In the fourth lab, we will design low-pass, band-pass, and high-pass filters for a color organ. There are red,
green, and blue LEDs. Each color will correspond to a specified frequency range of the input audio signal.
The intensity of the light emitted will correspond to the amplitude of the audio signal.
(a) First, you remember that you saw in lecture that you can build simple filters using a resistor and a
capacitor. Design the first-order passive low- and high-pass filters with following frequency ranges
for each filter using 1 µF capacitors. ("Passive" means that the filter does not require any power
supply to operate on the input signal.
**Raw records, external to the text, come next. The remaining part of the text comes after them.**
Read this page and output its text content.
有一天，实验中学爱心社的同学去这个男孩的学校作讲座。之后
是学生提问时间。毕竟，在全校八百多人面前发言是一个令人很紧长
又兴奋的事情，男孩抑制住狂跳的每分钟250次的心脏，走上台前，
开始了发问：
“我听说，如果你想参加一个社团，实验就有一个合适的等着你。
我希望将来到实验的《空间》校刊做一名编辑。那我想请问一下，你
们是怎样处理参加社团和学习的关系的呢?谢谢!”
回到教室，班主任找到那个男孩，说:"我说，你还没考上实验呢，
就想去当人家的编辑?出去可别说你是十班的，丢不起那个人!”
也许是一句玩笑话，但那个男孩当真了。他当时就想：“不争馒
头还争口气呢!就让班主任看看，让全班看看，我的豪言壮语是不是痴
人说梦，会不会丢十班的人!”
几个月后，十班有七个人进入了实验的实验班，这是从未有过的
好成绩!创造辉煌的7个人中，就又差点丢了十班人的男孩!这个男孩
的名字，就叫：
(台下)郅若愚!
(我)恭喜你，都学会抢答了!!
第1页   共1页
Passive components include resistors, capacitors, inductors,
diodes, etc., while an example of an active component would be an op amp).
$\text{sec}$
• Low-pass filter: - cut-off frequency $f_c$ = 2400 Hz, $\omega_c$ = $2\pi \cdot 2400 \frac{rad}{sec}$
$\text{sec}$
• High-pass filter: cut-off frequency $f_c$ = 100Hz, $\omega_c$ = $2\pi \cdot 100 \frac{rad}{sec}$
Show your work to find the resistor values that create these low- and high-pass filters. Draw the
schematic-level representation of your designs. Please mark $V_{in}$, $V_{out}$, and the ground node(s) in
your schematic. Round your results to two significant figures.
(b) You can build a bandpass filter by cascading the first-order low-pass and high-pass filters you designed
in part (a). To do this, connect the $V_{out}$ node of your low-pass filter directly to the $V_{in}$ node of your
high-pass filter. The $V_{in}$ of your new band-pass filter is the $V_{in}$ of your original low-pass filter, and the
$V_{out}$ of the new filter is the $V_{out}$ of your original high-pass filter. What is $H_{BPF}$, the transfer function
of your new band-pass filter? Use $R_L$, $C_L$, $R_H$, and $C_H$ to label the low-pass filter and high-pass
filter components, respectively. Show your work.